IL-32 is a multifaceted cytokine with a role in infections, autoimmune diseases, and cancer, and it exerts diverse functions, including aggravation of inflammation and inhibition of virus propagation. We previously identified IL-32 as a critical regulator of endothelial cell (EC) functions, and we now reveal that IL-32 also possesses angiogenic properties. The hyperproliferative ECs of human pulmonary arterial hypertension and glioblastoma multiforme exhibited a markedly increased abundance of IL-32, and, significantly, the cytokine colocalized with integrin αVβ3. Vascular endothelial growth factor (VEGF) receptor blockade, which resulted in EC hyperproliferation, increased IL-32 three-fold. Small interfering RNA-mediated silencing of IL-32 negated the 58% proliferation of ECs that occurred within 24 h in scrambled-transfected controls. Reduction of IL-32 neither affected apoptosis (insignificant changes in Bak-1, Bcl-2, Bcl-xL, lactate dehydrogenase, annexin V, and propidium iodide) nor VEGF or TGF-β levels, but siIL-32-transfected adult and neonatal ECs produced up to 61% less NO, IL-8, and matrix metalloproteinase-9, and up to 3-fold more activin A and endostatin. In coculture-based angiogenesis assays, IL-32γ dose-dependently increased tube formation up to 3-fold; an αVβ3 inhibitor prevented this activity and reduced IL-32γ-induced IL-8 by 85%. In matrigel plugs loaded with IL-32γ, VEGF, or vehicle and injected into live mice, we observed the anticipated VEGF-induced increase in neocapillarization (8-fold versus vehicle), but unexpectedly, IL-32γ was equally angiogenic. A second signal such as IFN-γ was required to render cells responsive to exogenous IL-32γ; importantly, this was confirmed using a completely synthetic preparation of IL-32γ. In summary, we add angiogenic properties that are mediated by integrin αVβ3 but VEGF-independent to the portfolio of IL-32, implicating a role for this versatile cytokine in pulmonary arterial hypertension and neoplastic diseases.

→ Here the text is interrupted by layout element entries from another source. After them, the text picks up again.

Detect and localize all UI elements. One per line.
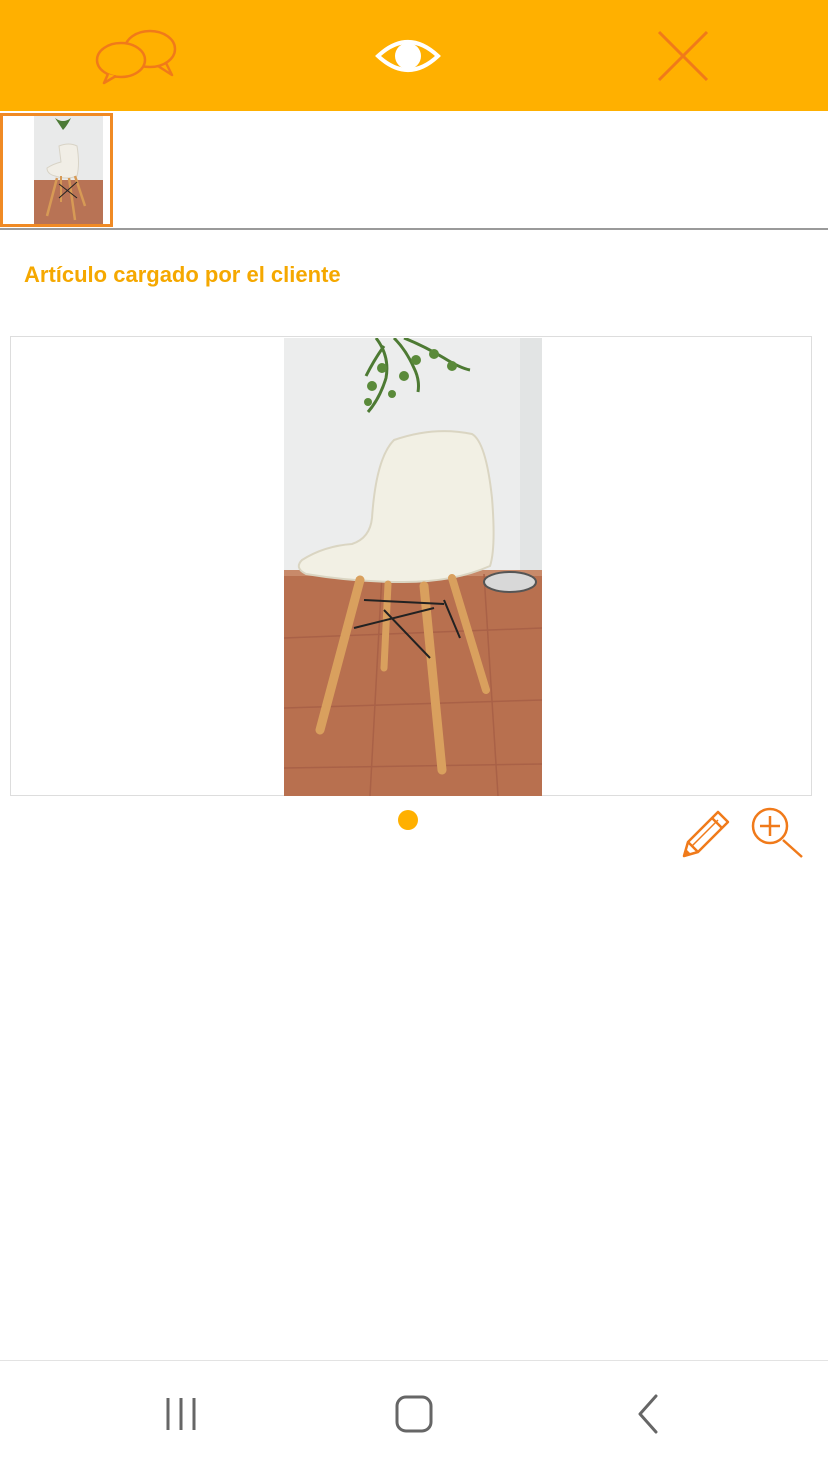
page-title: Artículo cargado por el cliente [24, 262, 341, 287]
edit-button[interactable] [678, 806, 734, 867]
top-toolbar [0, 0, 828, 111]
thumbnail-item[interactable] [0, 113, 113, 227]
chair-photo [284, 338, 542, 796]
chat-bubbles-icon [95, 29, 177, 84]
thumbnail-strip [0, 111, 828, 230]
pencil-icon [682, 810, 730, 858]
chat-button[interactable] [80, 0, 190, 111]
recents-button[interactable] [160, 1394, 202, 1439]
preview-button[interactable] [360, 0, 456, 111]
home-button[interactable] [392, 1392, 436, 1441]
page-indicator-dot[interactable] [398, 810, 418, 830]
close-button[interactable] [640, 0, 726, 111]
back-icon [638, 1394, 658, 1434]
recents-icon [166, 1398, 196, 1430]
close-icon [657, 30, 709, 81]
back-button[interactable] [628, 1392, 668, 1441]
zoom-button[interactable] [748, 804, 806, 867]
zoom-in-icon [751, 807, 803, 858]
chair-photo-thumbnail [3, 116, 110, 224]
home-icon [395, 1395, 433, 1433]
image-viewer[interactable] [10, 336, 812, 796]
eye-icon [375, 39, 441, 72]
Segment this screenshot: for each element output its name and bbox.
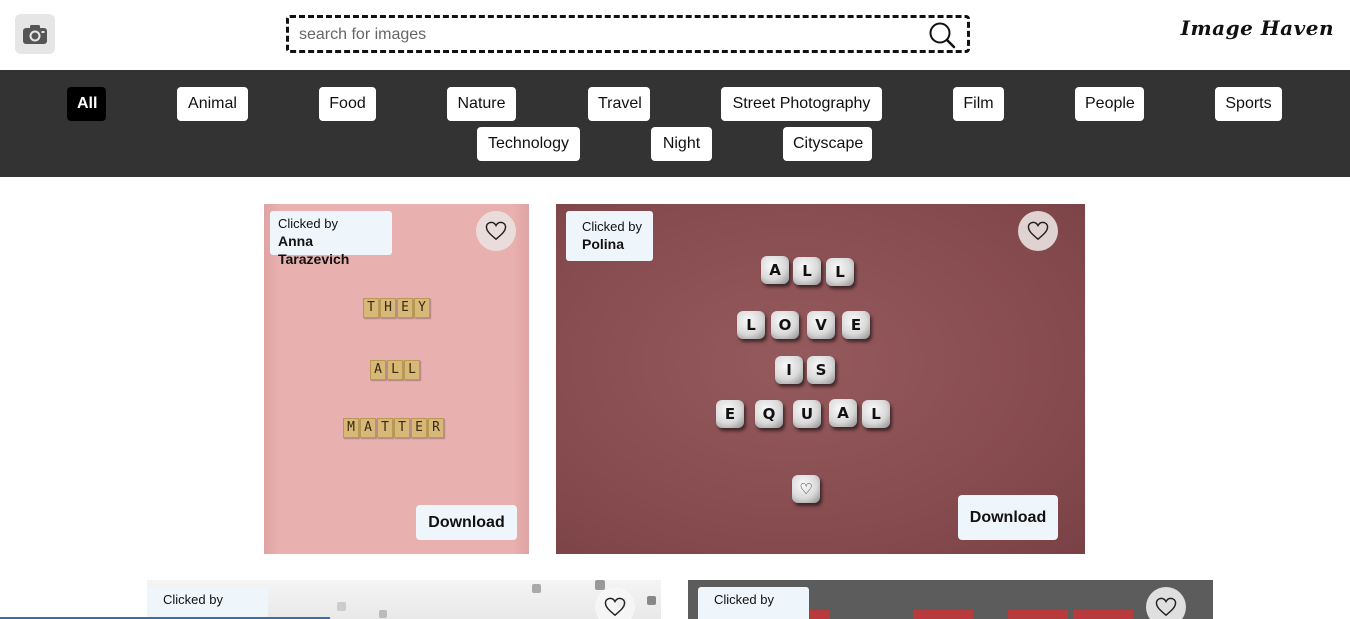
brand-logo-text: Image Haven bbox=[1180, 16, 1334, 40]
favorite-button[interactable] bbox=[476, 211, 516, 251]
camera-icon bbox=[23, 25, 47, 44]
top-header: Image Haven bbox=[0, 0, 1350, 70]
category-chip-technology[interactable]: Technology bbox=[477, 127, 580, 161]
category-chip-film[interactable]: Film bbox=[953, 87, 1004, 121]
favorite-button[interactable] bbox=[1146, 587, 1186, 619]
image-card[interactable]: A L L L O V E I S E Q U A L ♡ Clicked by… bbox=[556, 204, 1085, 554]
heart-outline-icon bbox=[485, 221, 507, 241]
heart-outline-icon bbox=[604, 597, 626, 617]
download-button[interactable]: Download bbox=[416, 505, 517, 540]
favorite-button[interactable] bbox=[595, 587, 635, 619]
image-card[interactable]: Clicked by bbox=[147, 580, 661, 619]
category-chip-nature[interactable]: Nature bbox=[447, 87, 516, 121]
search-icon bbox=[929, 22, 956, 49]
photo-credit: Clicked by bbox=[147, 587, 268, 619]
photo-credit: Clicked by Polina bbox=[566, 211, 653, 261]
search-input[interactable] bbox=[299, 24, 919, 46]
category-chip-animal[interactable]: Animal bbox=[177, 87, 248, 121]
category-chip-travel[interactable]: Travel bbox=[588, 87, 650, 121]
category-chip-sports[interactable]: Sports bbox=[1215, 87, 1282, 121]
heart-outline-icon bbox=[1027, 221, 1049, 241]
heart-outline-icon bbox=[1155, 597, 1177, 617]
credit-label: Clicked by bbox=[582, 219, 642, 234]
credit-label: Clicked by bbox=[714, 592, 774, 607]
photo-credit: Clicked by bbox=[698, 587, 809, 619]
photo-credit: Clicked by Anna Tarazevich bbox=[270, 211, 392, 267]
image-card[interactable]: T H E Y A L L M A T T E R Clicked by Ann… bbox=[264, 204, 529, 554]
category-chip-night[interactable]: Night bbox=[651, 127, 712, 161]
search-box bbox=[286, 15, 970, 53]
category-chip-street-photography[interactable]: Street Photography bbox=[721, 87, 882, 121]
category-chip-people[interactable]: People bbox=[1075, 87, 1144, 121]
search-button[interactable] bbox=[927, 20, 957, 50]
image-card[interactable]: Clicked by bbox=[688, 580, 1213, 619]
favorite-button[interactable] bbox=[1018, 211, 1058, 251]
credit-label: Clicked by bbox=[278, 216, 338, 231]
credit-author[interactable]: Anna Tarazevich bbox=[278, 232, 384, 268]
category-chip-cityscape[interactable]: Cityscape bbox=[783, 127, 872, 161]
camera-logo-button[interactable] bbox=[15, 14, 55, 54]
credit-label: Clicked by bbox=[163, 592, 223, 607]
category-bar: All Animal Food Nature Travel Street Pho… bbox=[0, 70, 1350, 177]
category-chip-all[interactable]: All bbox=[67, 87, 106, 121]
category-chip-food[interactable]: Food bbox=[319, 87, 376, 121]
download-button[interactable]: Download bbox=[958, 495, 1058, 540]
credit-author[interactable]: Polina bbox=[582, 235, 645, 253]
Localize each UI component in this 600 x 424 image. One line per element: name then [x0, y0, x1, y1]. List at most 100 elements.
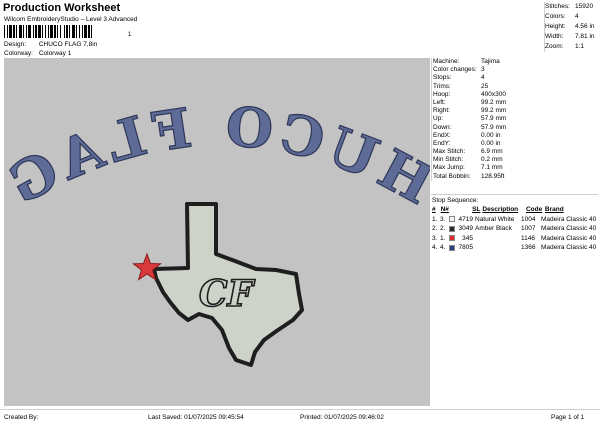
row-stitches: 7805 [458, 244, 473, 251]
row-description: Natural White [475, 215, 515, 223]
summary-row: Stitches: 15920 [545, 2, 598, 12]
row-brand: Madeira Classic 40 [541, 215, 597, 223]
machine-info-row: Hoop: 400x300 [432, 91, 598, 99]
machine-info-row: EndY: 0.00 in [432, 140, 598, 148]
header-brand: Brand [544, 206, 564, 213]
machine-info-row: Max Stitch: 6.9 mm [432, 148, 598, 156]
summary-panel: Stitches: 15920 Colors: 4 Height: 4.56 in W… [544, 2, 598, 52]
stop-sequence-row: 2. 2. 3049 Amber Black 1007 Madeira Classic 4… [431, 224, 598, 234]
machine-info-row: Right: 99.2 mm [432, 107, 598, 115]
machine-info-label: Right: [433, 107, 450, 115]
machine-info-value: 0.2 mm [481, 156, 503, 164]
row-needle: 4. [440, 244, 446, 251]
row-stitches: 4719 [458, 215, 473, 223]
row-num: 2. [432, 225, 438, 232]
machine-info-label: EndX: [433, 131, 451, 139]
machine-info-value: 57.9 mm [481, 123, 507, 131]
machine-info-row: Down: 57.9 mm [432, 124, 598, 132]
row-stitches: 3049 [458, 225, 473, 232]
machine-info-value: 7.1 mm [481, 164, 503, 172]
summary-label: Height: [545, 23, 566, 30]
row-brand: Madeira Classic 40 [541, 244, 597, 251]
machine-info-label: Total Bobbin: [433, 172, 471, 180]
row-code: 1146 [521, 234, 535, 242]
design-preview: CHUCO FLAGS CF [4, 58, 430, 367]
page-number: Page 1 of 1 [551, 414, 585, 421]
software-subtitle: Wilcom EmbroideryStudio – Level 3 Advanc… [4, 16, 138, 23]
stop-sequence-panel: Stop Sequence: # N# SL Description Code … [431, 194, 598, 253]
machine-info-value: Tajima [481, 58, 500, 65]
monogram: CF [199, 273, 256, 315]
summary-value: 4 [575, 13, 579, 20]
machine-info-label: Machine: [433, 58, 460, 65]
summary-label: Width: [545, 33, 564, 40]
row-needle: 1. [440, 234, 446, 242]
header-n: N# [440, 206, 449, 213]
summary-row: Width: 7.81 in [545, 32, 598, 42]
summary-row: Colors: 4 [545, 12, 598, 22]
row-num: 3. [432, 234, 438, 242]
machine-info-row: Left: 99.2 mm [432, 99, 598, 107]
printed-date: Printed: 01/07/2025 09:46:02 [300, 414, 384, 421]
machine-info-label: Color changes: [433, 66, 477, 74]
swatch-cell [449, 216, 458, 223]
row-code: 1007 [521, 225, 536, 232]
swatch-cell [449, 225, 458, 232]
summary-value: 7.81 in [575, 33, 595, 40]
machine-info-label: Stops: [433, 74, 452, 82]
created-by: Created By: [4, 414, 39, 421]
color-swatch [449, 235, 455, 242]
machine-info-value: 128.95ft [481, 172, 505, 180]
machine-info-label: Left: [433, 98, 446, 106]
machine-info-label: Max Stitch: [433, 148, 466, 156]
design-preview-canvas: CHUCO FLAGS CF [4, 58, 430, 406]
machine-info-row: Machine: Tajima [432, 58, 598, 66]
barcode-bar [91, 25, 92, 38]
arc-text: CHUCO FLAGS [4, 58, 430, 219]
mirrored-arc-group: CHUCO FLAGS [4, 58, 430, 220]
machine-info-label: Up: [433, 115, 444, 123]
machine-info-row: Total Bobbin: 128.95ft [432, 173, 598, 181]
summary-row: Zoom: 1:1 [545, 42, 598, 52]
row-num: 4. [432, 244, 438, 251]
design-label: Design: [4, 41, 27, 48]
machine-info-row: Color changes: 3 [432, 66, 598, 74]
machine-info-value: 99.2 mm [481, 107, 507, 115]
page-title: Production Worksheet [3, 2, 121, 14]
stop-sequence-row: 4. 4. 7805 1366 Madeira Classic 40 [431, 243, 598, 253]
row-code: 1004 [521, 215, 536, 223]
last-saved: Last Saved: 01/07/2025 09:45:54 [148, 414, 244, 421]
barcode [4, 25, 128, 38]
machine-info-label: Hoop: [433, 90, 451, 98]
machine-info-label: Trims: [433, 82, 451, 90]
machine-info-row: EndX: 0.00 in [432, 132, 598, 140]
row-needle: 2. [440, 225, 446, 232]
row-num: 1. [432, 215, 438, 223]
stop-sequence-title: Stop Sequence: [432, 197, 479, 204]
footer: Created By: Last Saved: 01/07/2025 09:45… [0, 409, 600, 424]
design-row: Design: CHUCO FLAG 7,8in [4, 41, 97, 48]
color-swatch [449, 225, 455, 232]
row-brand: Madeira Classic 40 [541, 225, 597, 232]
row-needle: 3. [440, 215, 446, 223]
summary-label: Stitches: [545, 3, 570, 10]
summary-label: Colors: [545, 13, 566, 20]
barcode-number: 1 [128, 32, 132, 38]
colorway-label: Colorway: [4, 50, 33, 57]
machine-info-value: 0.00 in [481, 139, 501, 147]
machine-info-label: Min Stitch: [433, 156, 464, 164]
colorway-value: Colorway 1 [38, 50, 72, 57]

白细胞介素 32(IL-32)是一种多功能细胞因子,在感染、自身免疫性疾病和癌症中发挥作用,具有多种功能,包括加重炎症和抑制病毒复制。我们之前已经确定 IL-32 是内皮细胞(EC)功能的关键调节剂,现在我们揭示它还具有血管生成特性。人类肺动脉高压和多形性胶质母细胞瘤的高增殖性 EC 表现出明显增加的 IL-32 丰度,并且重要的是,细胞因子与整合素 αVβ3 共定位。血管内皮生长因子(VEGF)受体阻断,导致 EC 过度增殖,使 IL-32 增加三倍。用小干扰 RNA 介导的 IL-32 沉默使转染对照组中 24 小时内发生的 EC 增殖减少 58%。降低 IL-32 既不影响细胞凋亡(Bak-1、Bcl-2、Bcl-xL、乳酸脱氢酶、膜联蛋白 V 和碘化丙啶无显著变化),也不影响 VEGF 或 TGF-β 水平,但 siIL-32 转染的成人和新生儿 EC 产生的 NO、IL-8 和基质金属蛋白酶-9 减少多达 61%,而激活素 A 和内皮抑素增加多达 3 倍。在基于共培养的血管生成测定中,IL-32γ 剂量依赖性地增加管形成高达 3 倍;整合素 αVβ3 抑制剂可防止这种活性,并使 IL-32γ 诱导的 IL-8 减少 85%。在载有 IL-32γ、VEGF 或载体的 Matrigel 塞中,将其注射到活小鼠体内,我们观察到预期的 VEGF 诱导的新毛细血管形成增加(与载体相比增加 8 倍),但出乎意料的是,IL-32γ 同样具有血管生成作用。第二信号(如 IFN-γ)是使细胞对外源性 IL-32γ 产生反应所必需的;重要的是,这是使用完全合成的 IL-32γ 制剂来证实的。总之,我们将整合素 αVβ3 介导但不依赖于 VEGF 的血管生成特性添加到 IL-32 的作用谱中,这表明这种多功能细胞因子在肺动脉高压和肿瘤性疾病中发挥作用。